Mehmet Ali, Recep’i neredeyse sürüklüyordu. Onun elinden kaçması mümkün değildi. Yine de İlkay’ın arkadaşlarından biri onunla köye kadar yürümeyi teklif edince kabul etti. Önde Ece ile Toprak arkada diğer grup yürüyordu.
Toprak sinirini biraz boşaltmış olmanın rahatlığı ile Ece’nin omzuna kolunu atmıştı.  Ece hala titrese de biraz rahatlamıştı. Şaraphanenin önünden geçerken şöyle bir bakıp kafasını çevirmişti ki bir tuhaflık fark etti.
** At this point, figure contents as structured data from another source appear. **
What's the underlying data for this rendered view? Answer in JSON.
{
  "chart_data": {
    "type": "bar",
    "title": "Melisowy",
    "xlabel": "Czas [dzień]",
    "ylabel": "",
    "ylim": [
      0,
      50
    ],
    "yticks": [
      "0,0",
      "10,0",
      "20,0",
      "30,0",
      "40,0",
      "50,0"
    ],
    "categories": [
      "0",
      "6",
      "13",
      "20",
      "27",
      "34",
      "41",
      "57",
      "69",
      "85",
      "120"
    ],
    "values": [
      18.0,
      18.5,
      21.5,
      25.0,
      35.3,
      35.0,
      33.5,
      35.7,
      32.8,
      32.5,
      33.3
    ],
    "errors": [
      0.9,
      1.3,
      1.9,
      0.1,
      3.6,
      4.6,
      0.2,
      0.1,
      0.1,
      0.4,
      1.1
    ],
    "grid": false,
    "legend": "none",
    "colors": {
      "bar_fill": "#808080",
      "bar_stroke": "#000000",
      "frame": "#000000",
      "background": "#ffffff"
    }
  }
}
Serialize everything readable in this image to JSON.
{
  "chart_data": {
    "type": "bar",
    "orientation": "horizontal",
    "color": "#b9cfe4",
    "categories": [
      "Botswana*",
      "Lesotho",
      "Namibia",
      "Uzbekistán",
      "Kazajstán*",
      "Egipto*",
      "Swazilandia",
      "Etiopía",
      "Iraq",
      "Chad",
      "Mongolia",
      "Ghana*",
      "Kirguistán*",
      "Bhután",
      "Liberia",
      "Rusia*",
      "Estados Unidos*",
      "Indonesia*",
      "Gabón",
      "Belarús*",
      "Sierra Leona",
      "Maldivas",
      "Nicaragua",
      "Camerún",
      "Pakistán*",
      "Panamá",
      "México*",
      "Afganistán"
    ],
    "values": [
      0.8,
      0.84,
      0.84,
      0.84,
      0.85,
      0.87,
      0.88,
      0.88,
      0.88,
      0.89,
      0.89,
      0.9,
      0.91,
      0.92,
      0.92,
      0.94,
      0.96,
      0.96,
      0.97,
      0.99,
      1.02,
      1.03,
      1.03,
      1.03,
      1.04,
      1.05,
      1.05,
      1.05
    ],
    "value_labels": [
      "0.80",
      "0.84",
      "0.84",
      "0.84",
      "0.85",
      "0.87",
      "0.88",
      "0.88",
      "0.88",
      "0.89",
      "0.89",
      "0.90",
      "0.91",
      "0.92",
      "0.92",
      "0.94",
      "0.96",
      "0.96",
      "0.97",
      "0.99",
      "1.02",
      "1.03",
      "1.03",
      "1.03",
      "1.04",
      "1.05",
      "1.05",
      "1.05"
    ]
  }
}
Emin değildi ama sanki kapı açıktı. Omzundaki koldan kurtulup kapıya doğru yürüdü. Elbette Toprak da takip etti. Mehmet Ali arkalarından “Ne oldu? Biri mi var?” diye seslenince ikisi de “Bilmiyoruz” diye yanıtlayıp yürümeye devam etti.  
İlkay’ın arkadaşlarına köye devam etmelerini söyleyen Mehmet Ali onlara katılmak için şarap fabrikasına doğru döndü. Tam fabrika kapısına yaklaşmıştı ki patlayıcıların yanmaya devam eden fitilini fark etti.
“Dinamit koymuşlar” diye bağırması ile Ece ve Toprak’ın onun işaret ettiği yöne bakıp geri kaçmaları bir oldu.

On saniye sonra büyük bir patlama yaşandı.